ITALIAN SAUSAGE AND VEGETABLE PASTA

  • 4

Ingredients

  • 1 pound bulk mild Italian sausage
  • 1 tablespoon olive oil
  • 1 medium onion, chopped
  • 1 tablespoon minced garlic
  • 2 ribs celery, diced
  • 1 yellow summer squash, shredded (1 1/2 cups)
  • 1 zucchini, shredded (1 1/2 cups)
  • 1 carrot, shredded (1/2 cup)
  • 1 (26 ounce) jar marinara pasta sauce
  • 1 tablespoon balsamic vinegar
  • 1 tablespoon margarine
  • 1 teaspoon thyme
  • 8 ounces corkscrew pasta or faffalle (bow-tie pasta)

Preparation

Step 1

Heat large skillet over medium-high heat until hot. Cook sausage 6 to 8 minutes or until browned and no longer pink in center, stirring occasionally and crumbling sausage. Remove sausage; discard drippings.

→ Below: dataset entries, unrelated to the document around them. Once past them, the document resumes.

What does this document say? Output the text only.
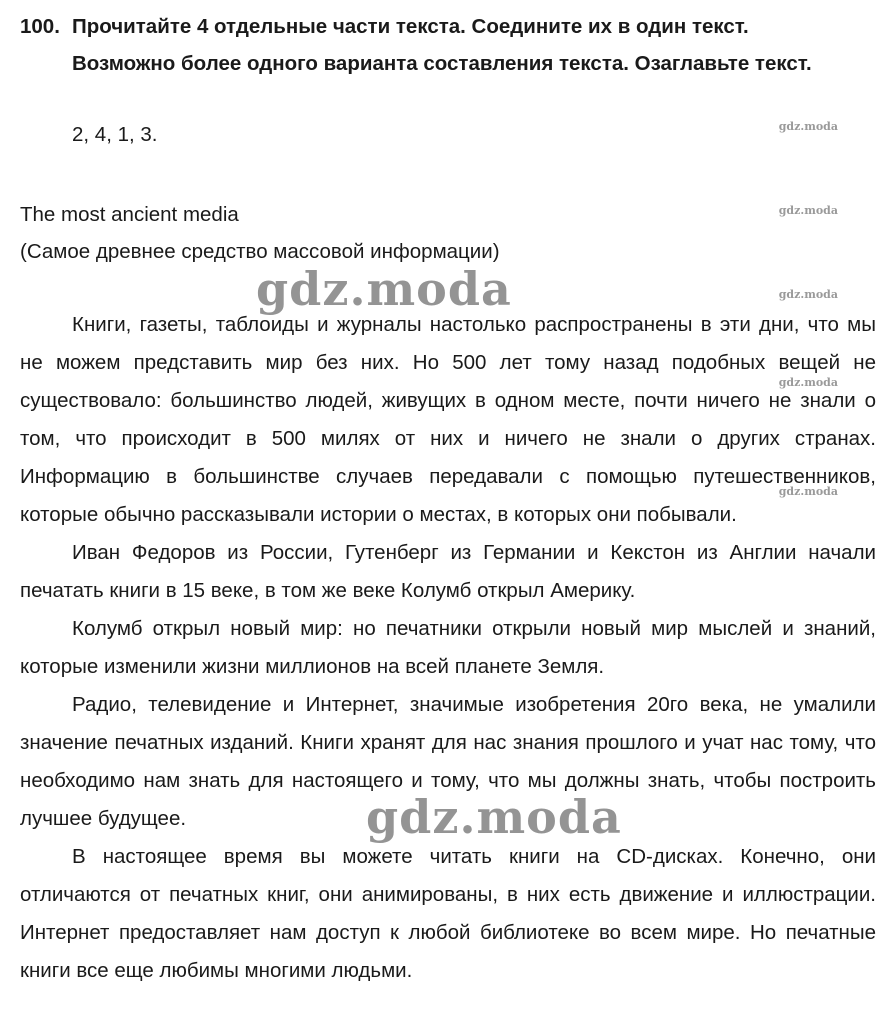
100. Прочитайте 4 отдельные части текста. Соедините их в один текст.
Возможно более одного варианта составления текста. Озаглавьте текст.
2, 4, 1, 3.
The most ancient media
(Самое древнее средство массовой информации)

Книги, газеты, таблоиды и журналы настолько распространены в эти дни, что мы не можем представить мир без них. Но 500 лет тому назад подобных вещей не существовало: большинство людей, живущих в одном месте, почти ничего не знали о том, что происходит в 500 милях от них и ничего не знали о других странах. Информацию в большинстве случаев передавали с помощью путешественников, которые обычно рассказывали истории о местах, в которых они побывали.

Иван Федоров из России, Гутенберг из Германии и Кекстон из Англии начали печатать книги в 15 веке, в том же веке Колумб открыл Америку.

Колумб открыл новый мир: но печатники открыли новый мир мыслей и знаний, которые изменили жизни миллионов на всей планете Земля.

Радио, телевидение и Интернет, значимые изобретения 20го века, не умалили значение печатных изданий. Книги хранят для нас знания прошлого и учат нас тому, что необходимо нам знать для настоящего и тому, что мы должны знать, чтобы построить лучшее будущее.

В настоящее время вы можете читать книги на CD-дисках. Конечно, они отличаются от печатных книг, они анимированы, в них есть движение и иллюстрации. Интернет предоставляет нам доступ к любой библиотеке во всем мире. Но печатные книги все еще любимы многими людьми.

gdz.moda
gdz.moda
gdz.moda
gdz.moda
gdz.moda
gdz.moda
gdz.moda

Add oil to skillet; heat over medium heat until hot. Cook onion and garlic 4 minutes or until softened, stirring frequently. Add celery, cook 5 minutes or until softened, stirring occasionally. Stir in yellow squash, zucchini and carrot.

Return sausage to skillet; stir in marinara sauce, vinegar, margarine and thyme. Bring to a boil over medium-high heat. Reduce heat to medium-low to low; simmer, covered, 30 to 35 minutes or until vegetables are tender, stirring occasionally.

Meanwhile, cook pasta according to package directions; drain. Serve sauce over pasta.